The Aquaclip is a lightweight, flexible add-on to…
Source: received it as a sample, freebie, or prize (briangreen.net)
The Aquaclip is a lightweight, flexible add-on to standard bottles that—when snapped into place—provides a way to hang the bottle to something else. Great for anyone who has been frustrated by the need to hand carry a bottle.
- Easy to use
- Low cost
- Long-term durability?
The Aquaclip is a simple device made of recyclable plastic (polycarbonate) that simply snaps onto the neck of a water bottle to provide the bottle with a means of attachment to other things.
A slight twist while the Aquaclip is pressed against the neck of a bottle secures it into place. No, it won't come loose, at least mine didn't when I shook it with my bottle full of water, quite vigorously. Part of the reason is the flexible material used in the Aquaclip's construction; it gives, thereby avoiding a stiffness or brittleness that would result in the plastic snapping under such abuse. Once fastened, the Aquaclip is readily used—on a pack's sternum strap, on a belt, in a pouch, etc.
The Aquaclip is now a permanent fixture on the 20 oz. water bottle I carry with me daily. It clips into the strap of my shoulder bag easily. I've also tested it backpacking, using the Aquaclip to hold the bottle onto my sternum strap. It works equally well here.
My usual system for water bottle carrying on my pack involves a little clip connected to the water bottle that is then attached to a D-ring on my pack; the Aquaclip is definitely faster and easier to use, though a bit heavier. I have also found it convenient to slip into the band of my belt, where is rides beautifully with no problem.
The clip has always held my bottle secure in my daily use and in my backpacking experiences with it. I've tried to get the bottle to detach from the clip through various simulated maneuvers: not shaking it to the limits of my ability, but movements—shaking, twisting, etc.—that reflect the sort of movements I'd expect from the bottle when full and moving with my body. It remained secure.
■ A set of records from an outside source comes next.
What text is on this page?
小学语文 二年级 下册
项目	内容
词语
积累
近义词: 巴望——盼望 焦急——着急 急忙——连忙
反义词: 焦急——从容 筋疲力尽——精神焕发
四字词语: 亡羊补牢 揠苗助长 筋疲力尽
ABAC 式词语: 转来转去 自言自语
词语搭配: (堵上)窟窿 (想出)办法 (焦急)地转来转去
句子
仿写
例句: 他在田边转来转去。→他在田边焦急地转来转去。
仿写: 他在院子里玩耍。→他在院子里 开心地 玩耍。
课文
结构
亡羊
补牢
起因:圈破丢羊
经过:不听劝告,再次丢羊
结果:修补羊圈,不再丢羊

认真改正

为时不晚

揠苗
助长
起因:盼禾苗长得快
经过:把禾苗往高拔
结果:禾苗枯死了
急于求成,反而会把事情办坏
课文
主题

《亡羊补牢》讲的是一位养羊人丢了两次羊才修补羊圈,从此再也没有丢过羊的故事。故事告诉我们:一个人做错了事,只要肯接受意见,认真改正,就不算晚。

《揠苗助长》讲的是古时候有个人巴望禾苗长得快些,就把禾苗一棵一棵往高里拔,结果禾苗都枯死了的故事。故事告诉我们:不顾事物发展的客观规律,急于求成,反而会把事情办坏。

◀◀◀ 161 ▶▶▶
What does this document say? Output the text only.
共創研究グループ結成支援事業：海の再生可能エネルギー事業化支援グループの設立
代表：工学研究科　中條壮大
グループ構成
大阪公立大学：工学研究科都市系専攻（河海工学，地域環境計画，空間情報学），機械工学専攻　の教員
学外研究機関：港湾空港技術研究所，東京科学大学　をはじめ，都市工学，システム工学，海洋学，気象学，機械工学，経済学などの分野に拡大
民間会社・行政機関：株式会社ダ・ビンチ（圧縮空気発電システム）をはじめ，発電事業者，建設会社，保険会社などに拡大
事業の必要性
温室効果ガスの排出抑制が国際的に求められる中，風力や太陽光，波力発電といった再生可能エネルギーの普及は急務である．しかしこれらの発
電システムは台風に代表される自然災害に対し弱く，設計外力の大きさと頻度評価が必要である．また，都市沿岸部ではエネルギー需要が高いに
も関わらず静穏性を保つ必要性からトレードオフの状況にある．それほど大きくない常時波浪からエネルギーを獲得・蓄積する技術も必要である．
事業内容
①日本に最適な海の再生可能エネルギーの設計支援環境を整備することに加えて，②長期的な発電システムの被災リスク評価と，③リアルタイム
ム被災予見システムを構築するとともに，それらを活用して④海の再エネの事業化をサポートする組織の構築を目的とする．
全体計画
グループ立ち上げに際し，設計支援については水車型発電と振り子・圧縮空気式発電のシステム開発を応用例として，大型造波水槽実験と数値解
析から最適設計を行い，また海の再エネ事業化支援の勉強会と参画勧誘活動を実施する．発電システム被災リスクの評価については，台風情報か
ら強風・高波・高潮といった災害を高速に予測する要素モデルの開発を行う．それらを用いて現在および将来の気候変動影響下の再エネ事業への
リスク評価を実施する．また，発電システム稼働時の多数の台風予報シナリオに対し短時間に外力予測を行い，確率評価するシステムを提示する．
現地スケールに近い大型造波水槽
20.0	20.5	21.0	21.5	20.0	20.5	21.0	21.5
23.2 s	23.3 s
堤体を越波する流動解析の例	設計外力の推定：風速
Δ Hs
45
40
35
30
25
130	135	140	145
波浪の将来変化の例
The clip itself weighs 11g/.38 oz and measures about 3 inches in length on the portion meant to hook onto something else (the part emblazoned with the Aquaclip logo, above), while the portion that attaches to the bottle itself is about 1 1/4 inches--enough to accommodate a range of water bottle sizes.
Construction seems solid enough; this is plastic with some give, not cheap, hard brittle stuff. I don't anticipate this suddenly breaking, but then again I have no way of knowing how long it will last. At its price point, though, that may not be a huge concern.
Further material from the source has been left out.